What Can We Steal From Benjamin Percy’s “Writs of Possession”?

Tweet

Title of Work and its Form: “Writs of Possession,” short story
Author: Benjamin Percy
Date of Work: 2011
Where the Work Can Be Found: The short story was published in the Spring 2011 issue of the Virginia Quarterly Review.  As of this writing, the story can be found here.  The piece was also included in the 2013 edition of the Pushcart Prize anthology.

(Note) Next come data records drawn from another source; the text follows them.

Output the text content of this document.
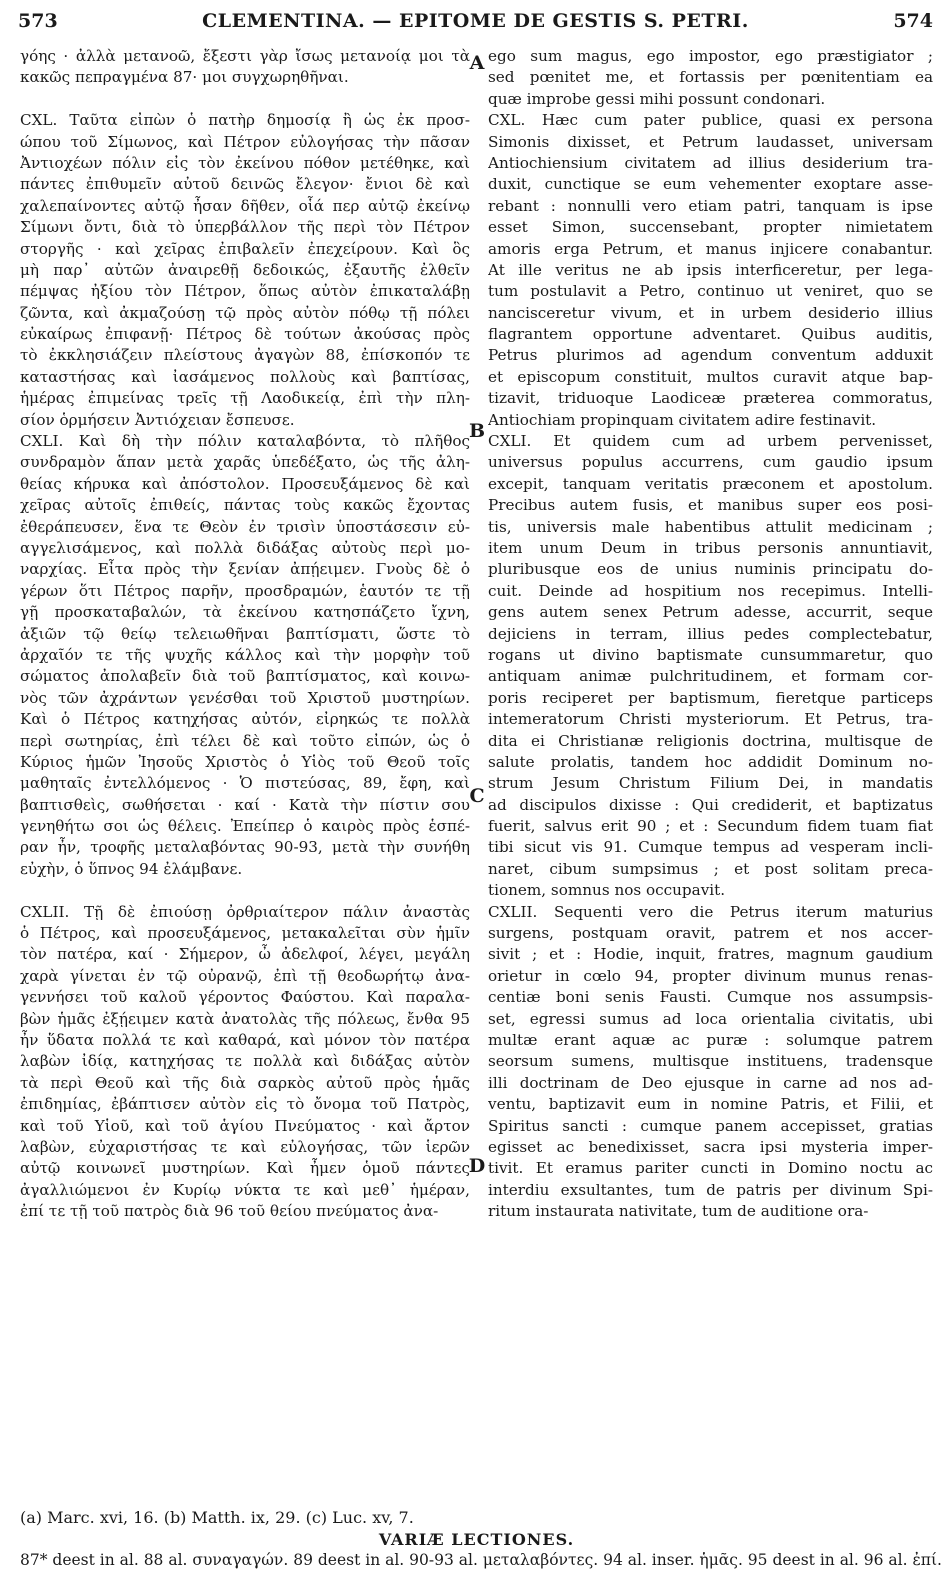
573	CLEMENTINA. — EPITOME DE GESTIS S. PETRI.	574
γόης · ἀλλὰ μετανοῶ, ἔξεστι γὰρ ἴσως μετανοίᾳ μοι τὰ
κακῶς πεπραγμένα 87· μοι συγχωρηθῆναι.
CXL. Ταῦτα εἰπὼν ὁ πατὴρ δημοσίᾳ ἢ ὡς ἐκ προσ-
ώπου τοῦ Σίμωνος, καὶ Πέτρον εὐλογήσας τὴν πᾶσαν
Ἀντιοχέων πόλιν εἰς τὸν ἐκείνου πόθον μετέθηκε, καὶ
πάντες ἐπιθυμεῖν αὐτοῦ δεινῶς ἔλεγον· ἔνιοι δὲ καὶ
χαλεπαίνοντες αὐτῷ ἦσαν δῆθεν, οἷά περ αὐτῷ ἐκείνῳ
Σίμωνι ὄντι, διὰ τὸ ὑπερβάλλον τῆς περὶ τὸν Πέτρον
στοργῆς · καὶ χεῖρας ἐπιβαλεῖν ἐπεχείρουν. Καὶ ὃς
μὴ παρ᾽ αὐτῶν ἀναιρεθῇ δεδοικώς, ἐξαυτῆς ἐλθεῖν
πέμψας ἠξίου τὸν Πέτρον, ὅπως αὐτὸν ἐπικαταλάβῃ
ζῶντα, καὶ ἀκμαζούσῃ τῷ πρὸς αὐτὸν πόθῳ τῇ πόλει
εὐκαίρως ἐπιφανῇ· Πέτρος δὲ τούτων ἀκούσας πρὸς
τὸ ἐκκλησιάζειν πλείστους ἀγαγὼν 88, ἐπίσκοπόν τε
καταστήσας καὶ ἰασάμενος πολλοὺς καὶ βαπτίσας,
ἡμέρας ἐπιμείνας τρεῖς τῇ Λαοδικείᾳ, ἐπὶ τὴν πλη-
σίον ὁρμήσειν Ἀντιόχειαν ἔσπευσε.
CXLI. Καὶ δὴ τὴν πόλιν καταλαβόντα, τὸ πλῆθος
συνδραμὸν ἅπαν μετὰ χαρᾶς ὑπεδέξατο, ὡς τῆς ἀλη-
θείας κήρυκα καὶ ἀπόστολον. Προσευξάμενος δὲ καὶ
χεῖρας αὐτοῖς ἐπιθείς, πάντας τοὺς κακῶς ἔχοντας
ἐθεράπευσεν, ἕνα τε Θεὸν ἐν τρισὶν ὑποστάσεσιν εὐ-
αγγελισάμενος, καὶ πολλὰ διδάξας αὐτοὺς περὶ μο-
ναρχίας. Εἶτα πρὸς τὴν ξενίαν ἀπῄειμεν. Γνοὺς δὲ ὁ
γέρων ὅτι Πέτρος παρῆν, προσδραμών, ἑαυτόν τε τῇ
γῇ προσκαταβαλών, τὰ ἐκείνου κατησπάζετο ἴχνη,
ἀξιῶν τῷ θείῳ τελειωθῆναι βαπτίσματι, ὥστε τὸ
ἀρχαῖόν τε τῆς ψυχῆς κάλλος καὶ τὴν μορφὴν τοῦ
σώματος ἀπολαβεῖν διὰ τοῦ βαπτίσματος, καὶ κοινω-
νὸς τῶν ἀχράντων γενέσθαι τοῦ Χριστοῦ μυστηρίων.
Καὶ ὁ Πέτρος κατηχήσας αὐτόν, εἰρηκώς τε πολλὰ
περὶ σωτηρίας, ἐπὶ τέλει δὲ καὶ τοῦτο εἰπών, ὡς ὁ
Κύριος ἡμῶν Ἰησοῦς Χριστὸς ὁ Υἱὸς τοῦ Θεοῦ τοῖς
μαθηταῖς ἐντελλόμενος · Ὁ πιστεύσας, 89, ἔφη, καὶ
βαπτισθεὶς, σωθήσεται · καί · Κατὰ τὴν πίστιν σου
γενηθήτω σοι ὡς θέλεις. Ἐπείπερ ὁ καιρὸς πρὸς ἑσπέ-
ραν ἦν, τροφῆς μεταλαβόντας 90-93, μετὰ τὴν συνήθη
εὐχὴν, ὁ ὕπνος 94 ἐλάμβανε.
CXLII. Τῇ δὲ ἐπιούσῃ ὀρθριαίτερον πάλιν ἀναστὰς
ὁ Πέτρος, καὶ προσευξάμενος, μετακαλεῖται σὺν ἡμῖν
τὸν πατέρα, καί · Σήμερον, ὦ ἀδελφοί, λέγει, μεγάλη
χαρὰ γίνεται ἐν τῷ οὐρανῷ, ἐπὶ τῇ θεοδωρήτῳ ἀνα-
γεννήσει τοῦ καλοῦ γέροντος Φαύστου. Καὶ παραλα-
βὼν ἡμᾶς ἐξῄειμεν κατὰ ἀνατολὰς τῆς πόλεως, ἔνθα 95
ἦν ὕδατα πολλά τε καὶ καθαρά, καὶ μόνον τὸν πατέρα
λαβὼν ἰδίᾳ, κατηχήσας τε πολλὰ καὶ διδάξας αὐτὸν
τὰ περὶ Θεοῦ καὶ τῆς διὰ σαρκὸς αὐτοῦ πρὸς ἡμᾶς
ἐπιδημίας, ἐβάπτισεν αὐτὸν εἰς τὸ ὄνομα τοῦ Πατρὸς,
καὶ τοῦ Υἱοῦ, καὶ τοῦ ἁγίου Πνεύματος · καὶ ἄρτον
λαβὼν, εὐχαριστήσας τε καὶ εὐλογήσας, τῶν ἱερῶν
αὐτῷ κοινωνεῖ μυστηρίων. Καὶ ἦμεν ὁμοῦ πάντες
ἀγαλλιώμενοι ἐν Κυρίῳ νύκτα τε καὶ μεθ᾽ ἡμέραν,
ἐπί τε τῇ τοῦ πατρὸς διὰ 96 τοῦ θείου πνεύματος ἀνα-
ego sum magus, ego impostor, ego præstigiator ;
sed pœnitet me, et fortassis per pœnitentiam ea
quæ improbe gessi mihi possunt condonari.
CXL. Hæc cum pater publice, quasi ex persona
Simonis dixisset, et Petrum laudasset, universam
Antiochiensium civitatem ad illius desiderium tra-
duxit, cunctique se eum vehementer exoptare asse-
rebant : nonnulli vero etiam patri, tanquam is ipse
esset Simon, succensebant, propter nimietatem
amoris erga Petrum, et manus injicere conabantur.
At ille veritus ne ab ipsis interficeretur, per lega-
tum postulavit a Petro, continuo ut veniret, quo se
nancisceretur vivum, et in urbem desiderio illius
flagrantem opportune adventaret. Quibus auditis,
Petrus plurimos ad agendum conventum adduxit
et episcopum constituit, multos curavit atque bap-
tizavit, triduoque Laodiceæ præterea commoratus,
Antiochiam propinquam civitatem adire festinavit.
CXLI. Et quidem cum ad urbem pervenisset,
universus populus accurrens, cum gaudio ipsum
excepit, tanquam veritatis præconem et apostolum.
Precibus autem fusis, et manibus super eos posi-
tis, universis male habentibus attulit medicinam ;
item unum Deum in tribus personis annuntiavit,
pluribusque eos de unius numinis principatu do-
cuit. Deinde ad hospitium nos recepimus. Intelli-
gens autem senex Petrum adesse, accurrit, seque
dejiciens in terram, illius pedes complectebatur,
rogans ut divino baptismate cunsummaretur, quo
antiquam animæ pulchritudinem, et formam cor-
poris reciperet per baptismum, fieretque particeps
intemeratorum Christi mysteriorum. Et Petrus, tra-
dita ei Christianæ religionis doctrina, multisque de
salute prolatis, tandem hoc addidit Dominum no-
strum Jesum Christum Filium Dei, in mandatis
ad discipulos dixisse : Qui crediderit, et baptizatus
fuerit, salvus erit 90 ; et : Secundum fidem tuam fiat
tibi sicut vis 91. Cumque tempus ad vesperam incli-
naret, cibum sumpsimus ; et post solitam preca-
tionem, somnus nos occupavit.
CXLII. Sequenti vero die Petrus iterum maturius
surgens, postquam oravit, patrem et nos accer-
sivit ; et : Hodie, inquit, fratres, magnum gaudium
orietur in cœlo 94, propter divinum munus renas-
centiæ boni senis Fausti. Cumque nos assumpsis-
set, egressi sumus ad loca orientalia civitatis, ubi
multæ erant aquæ ac puræ : solumque patrem
seorsum sumens, multisque instituens, tradensque
illi doctrinam de Deo ejusque in carne ad nos ad-
ventu, baptizavit eum in nomine Patris, et Filii, et
Spiritus sancti : cumque panem accepisset, gratias
egisset ac benedixisset, sacra ipsi mysteria imper-
tivit. Et eramus pariter cuncti in Domino noctu ac
interdiu exsultantes, tum de patris per divinum Spi-
ritum instaurata nativitate, tum de auditione ora-
A
B
C
D
(a) Marc. xvi, 16. (b) Matth. ix, 29. (c) Luc. xv, 7.
VARIÆ LECTIONES.
87* deest in al. 88 al. συναγαγών. 89 deest in al. 90-93 al. μεταλαβόντες. 94 al. inser. ἡμᾶς. 95 deest in al. 96 al. ἐπί.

Element of Craft We’re Stealing: Narrative Structure

Discussion:
The crisis that crippled the housing market wasn’t fun for anyone.  That includes the officials tasked with evicting homeowners in foreclosure and supervising the repossession of property.  Benjamin Percy’s “Writs of Possession” is a story told in nine vignettes, each with a different focal character.  (Aside from the first and ninth sections, that is.  Percy brings the story full circle by returning to Sammy, a woman from the Sheriff’s office.)  Switching through perspectives allows Percy to explore difference facets of the situation in an interesting manner.  Here’s what each vignette is about:

  1. SAMMY – Percy introduces a Sheriff’s deputy who is evicting an old, infirm man who has episodes that make him feel as though he is dying.
  2. JOHN – The poor guy’s marriage is falling apart.  He’s on a thirty-day furlough and is fixing up his house a little to keep his mind off of his problems.
  3. BROTHER AND SISTER – These two young people move from empty home to empty home, squatting (and stealing) until someone notices them.  The homeowner returns, but is so lonely that he asks them to stay.
  4. MR. PETERSON – His house in one of those terrible homeowner association neighborhoods is up for sale for $700,000.  It doesn’t sell, so he tries to get out at $400,000.  The homeowner’s association promptly burns the place to the ground because of their perceived loss of property value.
  5. BRENT – His TV is being repossessed.  Brent wants to pay, but lost his job months ago and simply can’t do so.  He throws a beer bottle into the screen as the men take it away.
  6. LITTLE BOY – Ugh, so sad.  A little boy overhears that he and his mother are “going into foreclosure.”  So he draws a boat to “carry them away to foreclosure.”
  7. AN EMPTY HOME – The home is in one of those neighborhoods that was growing furiously until the builders simply stopped throwing good money after bad.
  8. GERTIE – The old woman was tricked into taking out a reverse mortgage.  The home is being repossessed.  She shoots herself with her dead husband’s gun.
  9. SAMMY – Sammy is about to evict Gertie when she hears a shot and confronts the sad event with muted emotions.

By presenting a number of different slices of different lives, Mr. Percy tells a much larger story than fourteen pages might otherwise contain.  The narrator buzzes around a wide swath of humanity, accomplishing more than if Mr. Percy had stuck with Sammy the whole time.  What a graceful and felicitous way to deal with writing such a big topic!

What Should We Steal?

  • Tell big, complicated stories in a big and complicated way.  No short story could ever truly capture all of the emotions involved in a situation as vast as what happened when the American real estate market crumbled.  Mr. Percy gets very close by considering as many of those emotions as possible and demonstrating how different people deal with them.
  • Handle societal issues by making use of a wide range of people in that society.  Victor Hugo did this in Les Miserables.  Instead of focusing only on the students, Hugo also dealt with paupers and whores and reformed criminals and devout policemen and businessmen.  Mr. Percy measures the human cost of the crisis by introducing the reader to a number of humans who are dealing with it.